Plusieurs sarcasmes sur les difficultés académiques apparentes de Daniel m'ont traversé l'esprit, mais je me suis contenté de la remarque ambivalente.
« Je ne pense pas que tu sois son type. »
« Je te ressemble exactement ! »
« C'est un peu antisémite, tu ne trouves pas ? ».

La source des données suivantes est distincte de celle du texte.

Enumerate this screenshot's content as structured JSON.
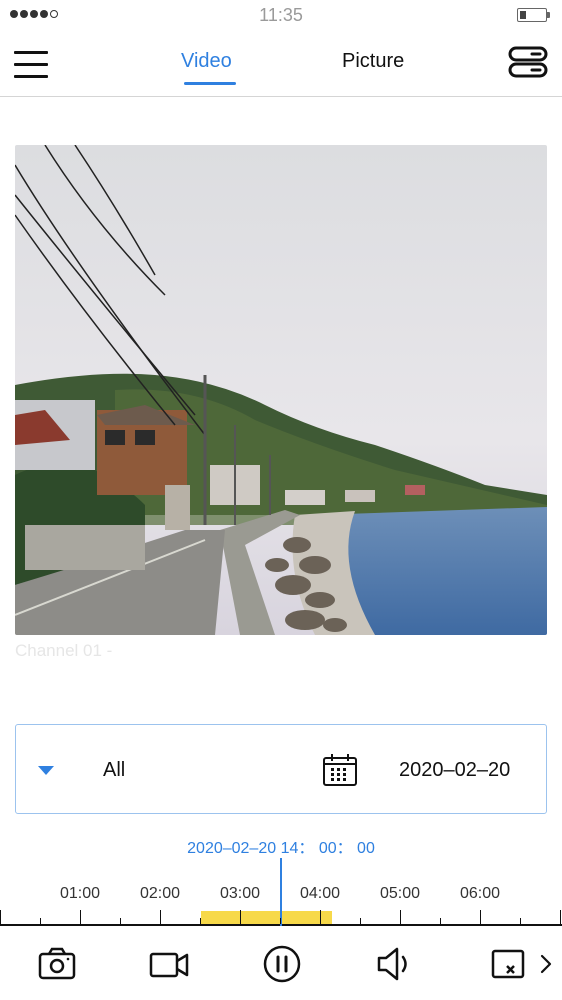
{
  "status_bar": {
    "time": "11:35",
    "signal_icon": "signal-dots-icon",
    "battery_icon": "battery-low-icon"
  },
  "nav": {
    "menu_icon": "hamburger-menu-icon",
    "tabs": [
      {
        "label": "Video",
        "active": true
      },
      {
        "label": "Picture",
        "active": false
      }
    ],
    "device_icon": "device-list-icon",
    "accent_color": "#2f80e0"
  },
  "player": {
    "channel_label": "Channel 01 -"
  },
  "filter": {
    "type_value": "All",
    "date_value": "2020–02–20",
    "dropdown_icon": "caret-down-icon",
    "calendar_icon": "calendar-icon"
  },
  "timeline": {
    "current_time": "2020–02–20 14： 00： 00",
    "labels": [
      "01:00",
      "02:00",
      "03:00",
      "04:00",
      "05:00",
      "06:00"
    ],
    "record_color": "#f7d94a"
  },
  "toolbar": {
    "buttons": [
      "snapshot-camera-icon",
      "record-video-icon",
      "pause-icon",
      "volume-icon",
      "close-window-icon",
      "chevron-right-icon"
    ]
  }
}
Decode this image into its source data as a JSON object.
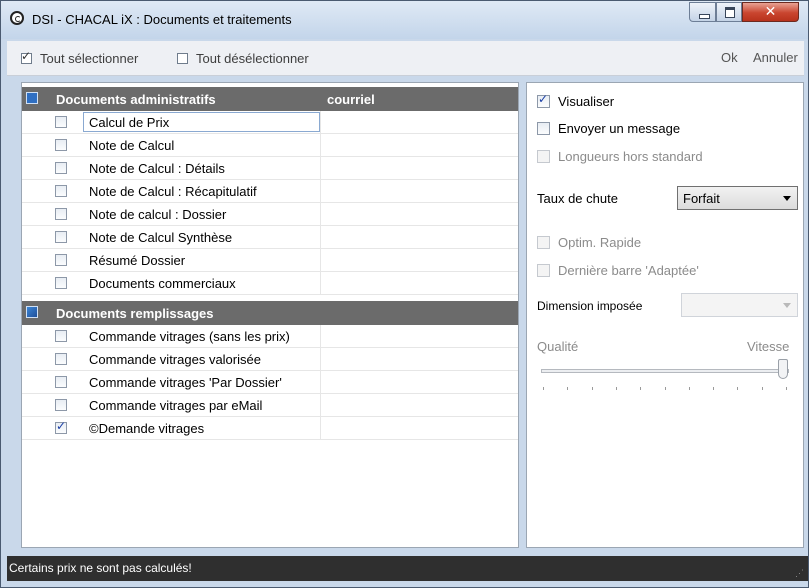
{
  "window": {
    "title": "DSI - CHACAL iX : Documents et traitements"
  },
  "toolbar": {
    "select_all": "Tout sélectionner",
    "deselect_all": "Tout désélectionner",
    "ok": "Ok",
    "cancel": "Annuler"
  },
  "groups": [
    {
      "title": "Documents administratifs",
      "column2": "courriel",
      "items": [
        {
          "label": "Calcul de Prix",
          "checked": false
        },
        {
          "label": "Note de Calcul",
          "checked": false
        },
        {
          "label": "Note de Calcul : Détails",
          "checked": false
        },
        {
          "label": "Note de Calcul : Récapitulatif",
          "checked": false
        },
        {
          "label": "Note de calcul : Dossier",
          "checked": false
        },
        {
          "label": "Note de Calcul Synthèse",
          "checked": false
        },
        {
          "label": "Résumé Dossier",
          "checked": false
        },
        {
          "label": "Documents commerciaux",
          "checked": false
        }
      ]
    },
    {
      "title": "Documents remplissages",
      "column2": "",
      "items": [
        {
          "label": "Commande vitrages (sans les prix)",
          "checked": false
        },
        {
          "label": "Commande vitrages valorisée",
          "checked": false
        },
        {
          "label": "Commande vitrages 'Par Dossier'",
          "checked": false
        },
        {
          "label": "Commande vitrages par eMail",
          "checked": false
        },
        {
          "label": "©Demande vitrages",
          "checked": true
        }
      ]
    }
  ],
  "options": {
    "visualize": {
      "label": "Visualiser",
      "checked": true
    },
    "send_message": {
      "label": "Envoyer un message",
      "checked": false
    },
    "nonstandard_lengths": {
      "label": "Longueurs hors standard",
      "checked": false,
      "disabled": true
    },
    "drop_rate_label": "Taux de chute",
    "drop_rate_value": "Forfait",
    "quick_optim": {
      "label": "Optim. Rapide",
      "checked": false,
      "disabled": true
    },
    "last_bar_adapted": {
      "label": "Dernière barre 'Adaptée'",
      "checked": false,
      "disabled": true
    },
    "imposed_dimension_label": "Dimension imposée",
    "imposed_dimension_value": "",
    "quality_label": "Qualité",
    "speed_label": "Vitesse",
    "quality_speed_level": 1.0
  },
  "status": {
    "message": "Certains prix ne sont pas calculés!"
  },
  "colors": {
    "group_header": "#6b6b6b",
    "status_bar": "#2f2f2f",
    "window_frame": "#c9d8ea"
  }
}
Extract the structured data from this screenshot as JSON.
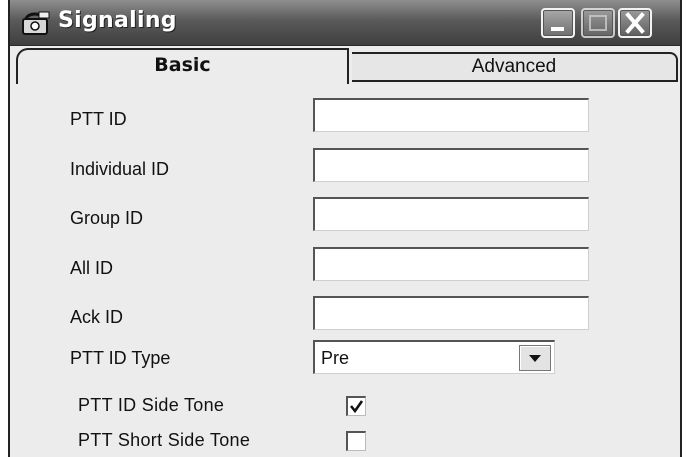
{
  "window": {
    "title": "Signaling",
    "app_icon": "phone-icon",
    "controls": {
      "minimize_icon": "minimize-icon",
      "maximize_icon": "maximize-icon",
      "close_icon": "close-icon"
    }
  },
  "tabs": [
    {
      "label": "Basic",
      "active": true
    },
    {
      "label": "Advanced",
      "active": false
    }
  ],
  "fields": [
    {
      "label": "PTT ID",
      "value": ""
    },
    {
      "label": "Individual ID",
      "value": ""
    },
    {
      "label": "Group ID",
      "value": ""
    },
    {
      "label": "All ID",
      "value": ""
    },
    {
      "label": "Ack ID",
      "value": ""
    }
  ],
  "ptt_id_type": {
    "label": "PTT ID Type",
    "value": "Pre"
  },
  "checkboxes": [
    {
      "label": "PTT ID Side Tone",
      "checked": true
    },
    {
      "label": "PTT Short Side Tone",
      "checked": false
    }
  ]
}
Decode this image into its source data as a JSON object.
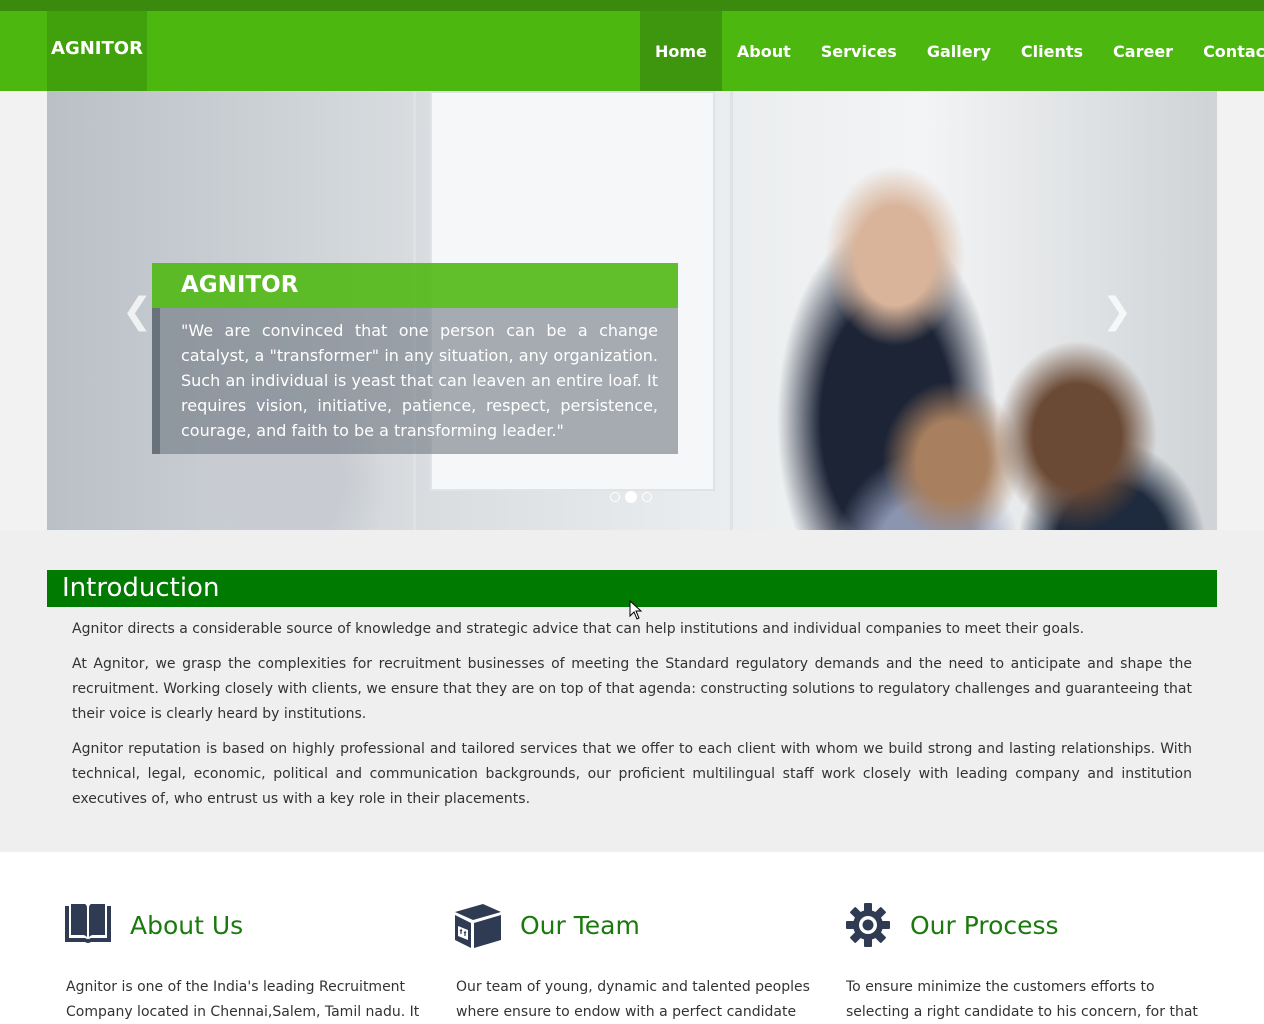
{
  "header": {
    "brand": "AGNITOR",
    "nav": [
      "Home",
      "About",
      "Services",
      "Gallery",
      "Clients",
      "Career",
      "Contact"
    ],
    "active_index": 0
  },
  "hero": {
    "caption_title": "AGNITOR",
    "caption_text": "\"We are convinced that one person can be a change catalyst, a \"transformer\" in any situation, any organization. Such an individual is yeast that can leaven an entire loaf. It requires vision, initiative, patience, respect, persistence, courage, and faith to be a transforming leader.\"",
    "prev_icon": "chevron-left-icon",
    "next_icon": "chevron-right-icon",
    "slide_count": 3,
    "active_slide": 1
  },
  "intro": {
    "title": "Introduction",
    "paragraphs": [
      "Agnitor directs a considerable source of knowledge and strategic advice that can help institutions and individual companies to meet their goals.",
      "At Agnitor, we grasp the complexities for recruitment businesses of meeting the Standard regulatory demands and the need to anticipate and shape the recruitment. Working closely with clients, we ensure that they are on top of that agenda: constructing solutions to regulatory challenges and guaranteeing that their voice is clearly heard by institutions.",
      "Agnitor reputation is based on highly professional and tailored services that we offer to each client with whom we build strong and lasting relationships. With technical, legal, economic, political and communication backgrounds, our proficient multilingual staff work closely with leading company and institution executives of, who entrust us with a key role in their placements."
    ]
  },
  "features": [
    {
      "icon": "book-icon",
      "title": "About Us",
      "text": "Agnitor is one of the India's leading Recruitment Company located in Chennai,Salem, Tamil nadu. It was"
    },
    {
      "icon": "box-icon",
      "title": "Our Team",
      "text": "Our team of young, dynamic and talented peoples where ensure to endow with a perfect candidate to your"
    },
    {
      "icon": "gear-icon",
      "title": "Our Process",
      "text": "To ensure minimize the customers efforts to selecting a right candidate to his concern, for that we screening the"
    }
  ],
  "colors": {
    "nav_green": "#4cb70f",
    "heading_green": "#007a00",
    "title_green": "#1b7a0d",
    "icon_navy": "#2f3b52"
  }
}
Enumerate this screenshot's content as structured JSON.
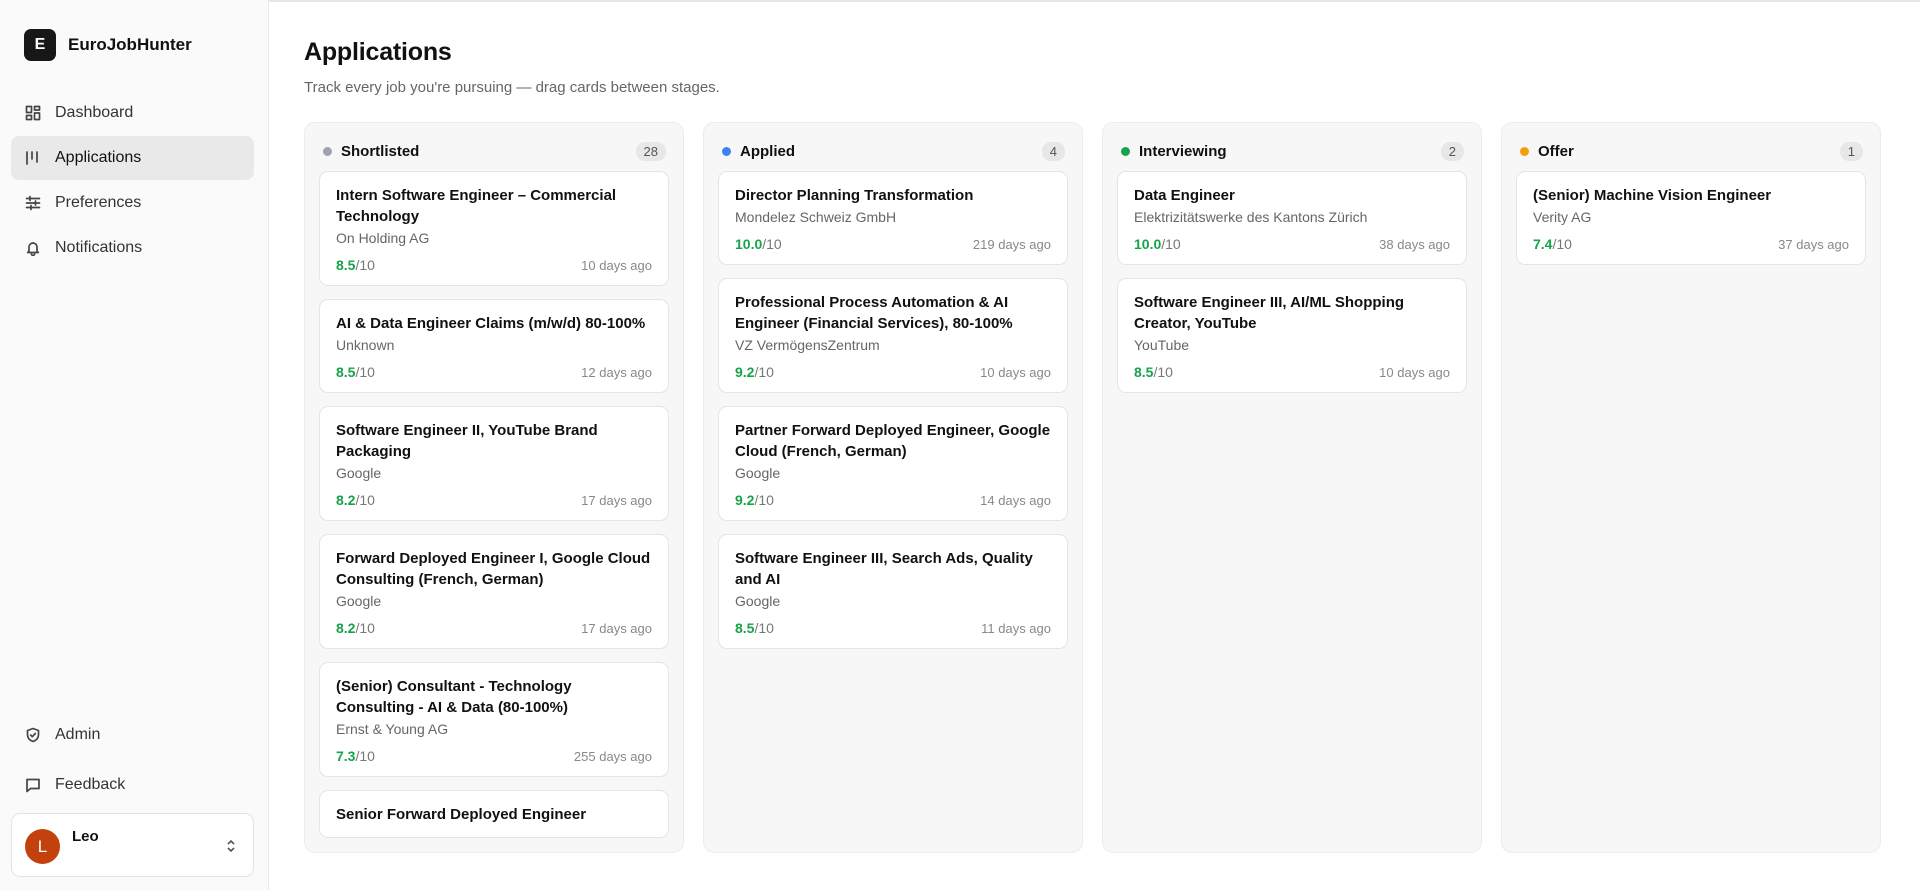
{
  "brand": {
    "logo_letter": "E",
    "name": "EuroJobHunter"
  },
  "nav": {
    "items": [
      {
        "label": "Dashboard",
        "icon": "dashboard-icon"
      },
      {
        "label": "Applications",
        "icon": "kanban-icon",
        "active": true
      },
      {
        "label": "Preferences",
        "icon": "sliders-icon"
      },
      {
        "label": "Notifications",
        "icon": "bell-icon"
      }
    ],
    "bottom": [
      {
        "label": "Admin",
        "icon": "shield-icon"
      },
      {
        "label": "Feedback",
        "icon": "message-icon"
      }
    ]
  },
  "user": {
    "initial": "L",
    "name": "Leo",
    "avatar_color": "#c2410c"
  },
  "page": {
    "title": "Applications",
    "subtitle": "Track every job you're pursuing — drag cards between stages."
  },
  "score_suffix": "/10",
  "columns": [
    {
      "title": "Shortlisted",
      "count": "28",
      "dot_color": "#9ca3af",
      "cards": [
        {
          "title": "Intern Software Engineer – Commercial Technology",
          "company": "On Holding AG",
          "score": "8.5",
          "age": "10 days ago"
        },
        {
          "title": "AI & Data Engineer Claims (m/w/d) 80-100%",
          "company": "Unknown",
          "score": "8.5",
          "age": "12 days ago"
        },
        {
          "title": "Software Engineer II, YouTube Brand Packaging",
          "company": "Google",
          "score": "8.2",
          "age": "17 days ago"
        },
        {
          "title": "Forward Deployed Engineer I, Google Cloud Consulting (French, German)",
          "company": "Google",
          "score": "8.2",
          "age": "17 days ago"
        },
        {
          "title": "(Senior) Consultant - Technology Consulting - AI & Data (80-100%)",
          "company": "Ernst & Young AG",
          "score": "7.3",
          "age": "255 days ago"
        },
        {
          "title": "Senior Forward Deployed Engineer",
          "company": "",
          "score": "",
          "age": ""
        }
      ]
    },
    {
      "title": "Applied",
      "count": "4",
      "dot_color": "#3b82f6",
      "cards": [
        {
          "title": "Director Planning Transformation",
          "company": "Mondelez Schweiz GmbH",
          "score": "10.0",
          "age": "219 days ago"
        },
        {
          "title": "Professional Process Automation & AI Engineer (Financial Services), 80-100%",
          "company": "VZ VermögensZentrum",
          "score": "9.2",
          "age": "10 days ago"
        },
        {
          "title": "Partner Forward Deployed Engineer, Google Cloud (French, German)",
          "company": "Google",
          "score": "9.2",
          "age": "14 days ago"
        },
        {
          "title": "Software Engineer III, Search Ads, Quality and AI",
          "company": "Google",
          "score": "8.5",
          "age": "11 days ago"
        }
      ]
    },
    {
      "title": "Interviewing",
      "count": "2",
      "dot_color": "#16a34a",
      "cards": [
        {
          "title": "Data Engineer",
          "company": "Elektrizitätswerke des Kantons Zürich",
          "score": "10.0",
          "age": "38 days ago"
        },
        {
          "title": "Software Engineer III, AI/ML Shopping Creator, YouTube",
          "company": "YouTube",
          "score": "8.5",
          "age": "10 days ago"
        }
      ]
    },
    {
      "title": "Offer",
      "count": "1",
      "dot_color": "#f59e0b",
      "cards": [
        {
          "title": "(Senior) Machine Vision Engineer",
          "company": "Verity AG",
          "score": "7.4",
          "age": "37 days ago"
        }
      ]
    }
  ]
}
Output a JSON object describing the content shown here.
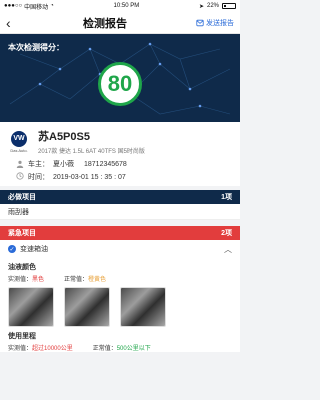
{
  "status_bar": {
    "carrier": "中国移动",
    "network": "WiFi",
    "time": "10:50 PM",
    "battery": "22%"
  },
  "header": {
    "back_icon": "back-chevron-icon",
    "title": "检测报告",
    "send_label": "发送报告",
    "send_icon": "send-report-icon"
  },
  "score": {
    "label": "本次检测得分：",
    "value": "80",
    "circle_color": "#1fa64a",
    "panel_color": "#0f2a4a"
  },
  "car": {
    "plate": "苏A5P0S5",
    "model": "2017款 捷达 1.5L 6AT 40TFS 国5时尚版",
    "brand": "Das Auto.",
    "owner_label": "车主：",
    "owner_name": "夏小薇",
    "owner_phone": "18712345678",
    "time_label": "时间：",
    "time_value": "2019-03-01  15 : 35 : 07"
  },
  "must": {
    "title": "必做项目",
    "count": "1项",
    "items": [
      "雨刮器"
    ]
  },
  "urgent": {
    "title": "紧急项目",
    "count": "2项",
    "sub_title": "变速箱油",
    "oil_color": {
      "title": "油液颜色",
      "actual_label": "实测值：",
      "actual_value": "黑色",
      "normal_label": "正常值：",
      "normal_value": "橙黄色"
    },
    "mileage": {
      "title": "使用里程",
      "actual_label": "实测值：",
      "actual_value": "超过10000公里",
      "normal_label": "正常值：",
      "normal_value": "500公里以下"
    }
  }
}
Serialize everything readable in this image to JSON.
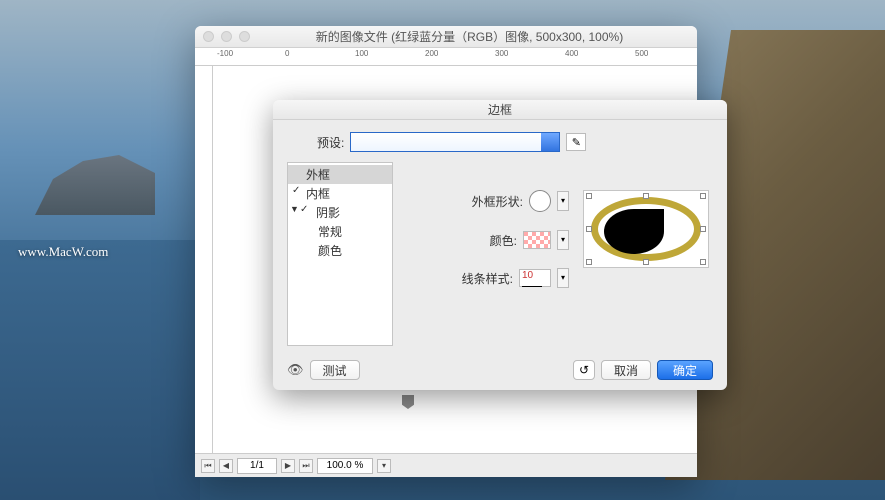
{
  "watermark": "www.MacW.com",
  "window": {
    "title": "新的图像文件 (红绿蓝分量（RGB）图像, 500x300, 100%)"
  },
  "ruler": {
    "marks": [
      "-100",
      "0",
      "100",
      "200",
      "300",
      "400",
      "500"
    ]
  },
  "statusbar": {
    "page": "1/1",
    "zoom": "100.0 %"
  },
  "dialog": {
    "title": "边框",
    "preset_label": "预设:",
    "sections": {
      "outer": "外框",
      "inner": "内框",
      "shadow": "阴影",
      "general": "常规",
      "color": "颜色"
    },
    "fields": {
      "shape_label": "外框形状:",
      "color_label": "颜色:",
      "stroke_label": "线条样式:",
      "stroke_value": "10"
    },
    "buttons": {
      "test": "测试",
      "cancel": "取消",
      "ok": "确定"
    }
  }
}
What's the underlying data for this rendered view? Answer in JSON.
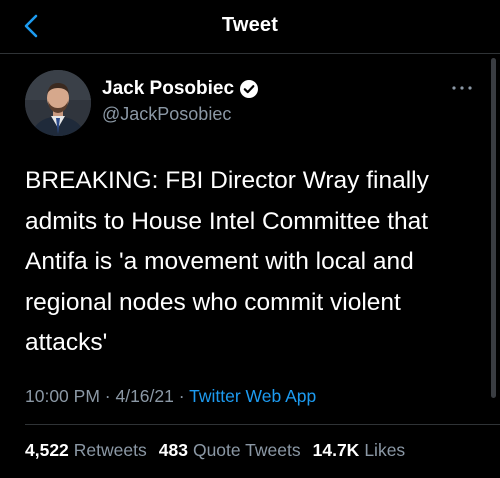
{
  "header": {
    "title": "Tweet",
    "back_icon": "chevron-left-icon",
    "accent": "#1d9bf0"
  },
  "author": {
    "name": "Jack Posobiec",
    "handle": "@JackPosobiec",
    "verified_icon": "verified-badge-icon",
    "more_icon": "more-icon"
  },
  "tweet": {
    "text": "BREAKING: FBI Director Wray finally\nadmits to House Intel Committee that\nAntifa is 'a movement with local and\nregional nodes who commit violent\nattacks'"
  },
  "meta": {
    "time": "10:00 PM",
    "separator": "·",
    "date": "4/16/21",
    "source": "Twitter Web App"
  },
  "stats": {
    "retweets_count": "4,522",
    "retweets_label": "Retweets",
    "quotes_count": "483",
    "quotes_label": "Quote Tweets",
    "likes_count": "14.7K",
    "likes_label": "Likes"
  }
}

J'ai dit, un coup d'adieu, en lui tournant le dos à nouveau. C'était une blague, mais pas sans précédent ; les gens nous ont souvent confondus avec des cousins. Daniel était plus large que moi, avec les mêmes cheveux bouclés, le même menton têtu, et le même balayage de cils sombres sur des yeux gris endormis. La différence entre nous était illustrée par nos sourires, je pensais. Les miens étaient rapides, fugaces, jamais tout à fait capables d'ébranler l'étroitesse d'une mâchoire serrée. Les siens étaient presque timides, ses lèvres délicates et roses comme celles d'une fille. Il disait qu'elles le faisaient paraître sensible. Rebecca l'a qualifié de joli.
La voix de Daniel était calme dans le noir derrière moi.
« C'est toujours aussi dur ? Même un an plus tard ? »
Je ne me suis pas retourné. Ce n'était pas une confession que je pouvais faire à une autre personne ; seule la sombre étendue de South Field devant moi pouvait offrir l'anonymat dont j'avais besoin pour le dire.
C'était ma faute, nous étant comme nous étions. Si j'avais agi différemment, Oliver avait essayé d'être mon ami, en décembre, et j'avais rejeté sa main. Peut-être que si j'avais eu le temps de faire une liste, un « Pour et un contre du maintien d'Oliver dans ma vie »
- mais sur le moment, j'avais été blessé, et rejeté, et je n'avais rien voulu faire avec lui. Et une fois que nous avions arrêté, il semblait impossible de recommencer.
Parce que nous n'avions pas vraiment eu de relation, une fois le sexe retiré de l'équation. Nous n'avions pas été amis avant de commencer à baiser, donc il n'y avait rien sur quoi se rabattre une fois que nous avions arrêté.
On n'a pas vraiment rompu, je l'ai dit à Daniel. On a juste... disparu de la vie de l'autre. Et je ne pense pas que nous étions destinés à revenir.
« Désolée de vivre à côté de lui, alors. »
"Tu devras juste être un homme et revenir à Juilliard."
« Je ne suis pas sûr que je devrais suivre tes conseils de rupture. » murmura Daniel, mais il finit par déverrouiller la porte et disparut dans le Hartley jadis éviscéré. J'ai regardé fixement à travers le champ vide pendant quelques instants encore avant de rentrer moi aussi chez moi.
J'avais survécu à une rencontre avec Oliver. Cela signifiait que je pouvais en survivre une autre, s'il le fallait.